- Born: 20 September 1927 Lestrehoné, Ploudalmézeau, Brittany, France
- Died: 21 February 2014 (aged 86) Lestrehoné, Ploudalmézeau, Brittany, France
- Occupations: Farmer and politician
- Title: Mayor of Ploudalmézeau
- Term: 1961–2001
- Political party: Union for French Democracy

= Alphonse Arzel =

French politician (1927–2014)

Alphonse Arzel (20 September 1927 - 21 February 2014 in Ploudalmézeau, Finistère) was a French politician, a member of the French Senate representing the department of Finistère, mayor of Ploudalmézeau, and president of the Association of the mayors of Finistère (AMF 29).

==Career==
A farmer by profession, he made his political debut with the Christian Farmers Youth association Jeunesse agricole chrétienne (JAC). Elected mayor of Ploudalmézeau in 1961, he was re-elected five times until the French municipal elections of 2001, when he left politics and was succeeded by Marguerite Lamour.

In 1978, following the sinking of the Amoco Cadiz off the coast of Portsall (the port near Ploudalmézeau) and the resulting oil spill, he became an active advocate both on behalf of some ninety towns and villages along the contaminated coasts.

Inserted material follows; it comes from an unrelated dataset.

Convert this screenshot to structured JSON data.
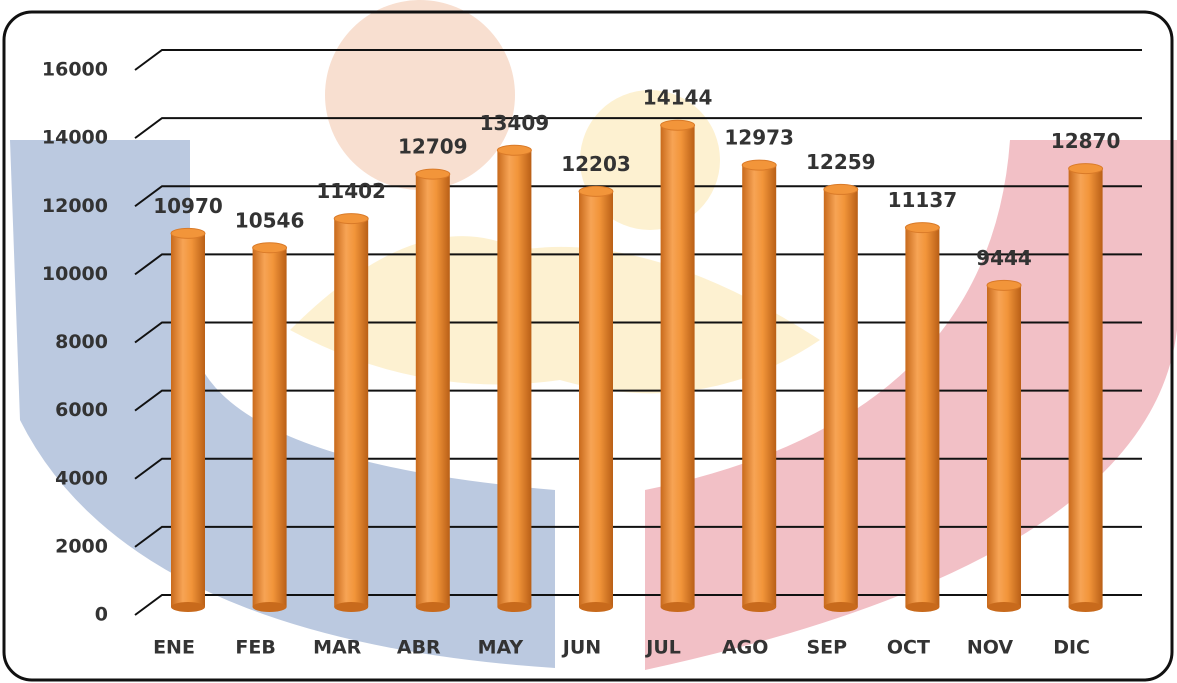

Arzel founded the Joint Union for the protection and conservation of the northwest coast of Brittany in 1980 (which became in 2000) and led the fight which was eventually resolved in 1992, after a trial in Chicago, USA, with Amoco being found at fault and required to pay compensation to the communities and individuals affected by the oil spill.